An Arctic pathway for indigenous peoples ancestors …


A new study suggests archeologists should take another look at an inland route humans may have taken on their journey from Asia to the Americas some 13,000 years ago. University of Alaska-Fairbanks archeology professor Ben Potter says the recently published study serves as a counter-argument to the dominant theory that humans migrated southward along the coast of what’s now called North America.

“I would characterize this paper as in some sense countering some of the more recent papers that’ve been a little bit more dogmatic, and more absolute, about arguments (that) it was the coastal corridor that was used, and not the interior corridor,” he said.

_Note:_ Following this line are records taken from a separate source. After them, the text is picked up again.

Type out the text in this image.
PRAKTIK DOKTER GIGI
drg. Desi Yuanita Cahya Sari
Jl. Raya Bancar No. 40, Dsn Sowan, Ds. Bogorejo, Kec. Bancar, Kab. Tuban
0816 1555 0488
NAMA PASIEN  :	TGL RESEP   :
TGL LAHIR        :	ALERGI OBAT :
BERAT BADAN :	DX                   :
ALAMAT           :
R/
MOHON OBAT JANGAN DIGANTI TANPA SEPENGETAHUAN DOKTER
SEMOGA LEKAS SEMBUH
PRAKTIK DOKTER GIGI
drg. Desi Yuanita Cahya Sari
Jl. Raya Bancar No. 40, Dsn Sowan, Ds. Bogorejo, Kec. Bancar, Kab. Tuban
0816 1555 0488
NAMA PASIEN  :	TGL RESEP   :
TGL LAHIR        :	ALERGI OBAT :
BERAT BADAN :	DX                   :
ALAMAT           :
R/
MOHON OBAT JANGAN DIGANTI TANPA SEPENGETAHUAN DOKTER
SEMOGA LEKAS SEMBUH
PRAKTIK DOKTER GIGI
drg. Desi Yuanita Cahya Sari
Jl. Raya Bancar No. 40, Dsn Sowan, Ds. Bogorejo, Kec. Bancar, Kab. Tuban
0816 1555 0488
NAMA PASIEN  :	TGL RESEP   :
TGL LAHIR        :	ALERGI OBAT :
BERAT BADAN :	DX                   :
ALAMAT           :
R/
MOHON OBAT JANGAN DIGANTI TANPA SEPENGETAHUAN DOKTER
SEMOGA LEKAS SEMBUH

The first peoples to occupy the Americas came across from Asia through Beringia – the land mass between the two continents sometimes referred to as the "land bridge" – and then traveled southward through an inland and/or coastal route, Potter and his coauthors say.
Credit University of Texas-Austin

The study is the latest round in a decades-long debate over the route taken by the ancestors of the Western Hemisphere’s indigenous peoples through what we now call Alaska and Canada en route to points south. Potter says the study he coauthored cites evidence gathered from digs along what he and other archeologists theorize was a corridor that had opened up some 13,000 years ago, as the icesheet and glaciers that covered much of the northwestern corner of North America were receding.

“The argument that it was impossible along the interior corridor we’ve, I think, now refuted with our paper,” he said. He added he and his coauthors aren’t claiming to have decisively proven that the hemisphere’s first peoples used what they call the interior ice-free corridor to go south. Only that there’s evidence to prove they could have used the interior route – perhaps in addition to the coastal route.

Ben Potter, left, and Josh Reuther, curator of archaeology at the University of Alaska Museum of the North and a coauthor of the study, at work during a 2016 dig at a site in the Interior.
Credit UAF file photo

“The data are still ambiguous. There’s no smoking gun for either of those (theories), in our opinion, yet.”

Potter says it’s an important debate, because it could inform theories about the last ice age – and the origins of the so-called Clovis culture, thought to be the ancestors of the continents’ indigenous peoples. More broadly, he says it provides a glimpse into humanity’s entry into what we now call the New World, some 60,000 years after we left Africa.

“So,” he said, “a lot of elements in understanding human capacity -- human ingenuity, resilience. All of those things we want to understand about makes us who we are, and how did we adapt to very different environments than what we were biologically evolved to deal with in Africa.”

The study by Potter et al. was published this month in Quaternary International, the journal of academic disciplines devoted to the study of the Quaternary period, which dates back some 2.5 million years.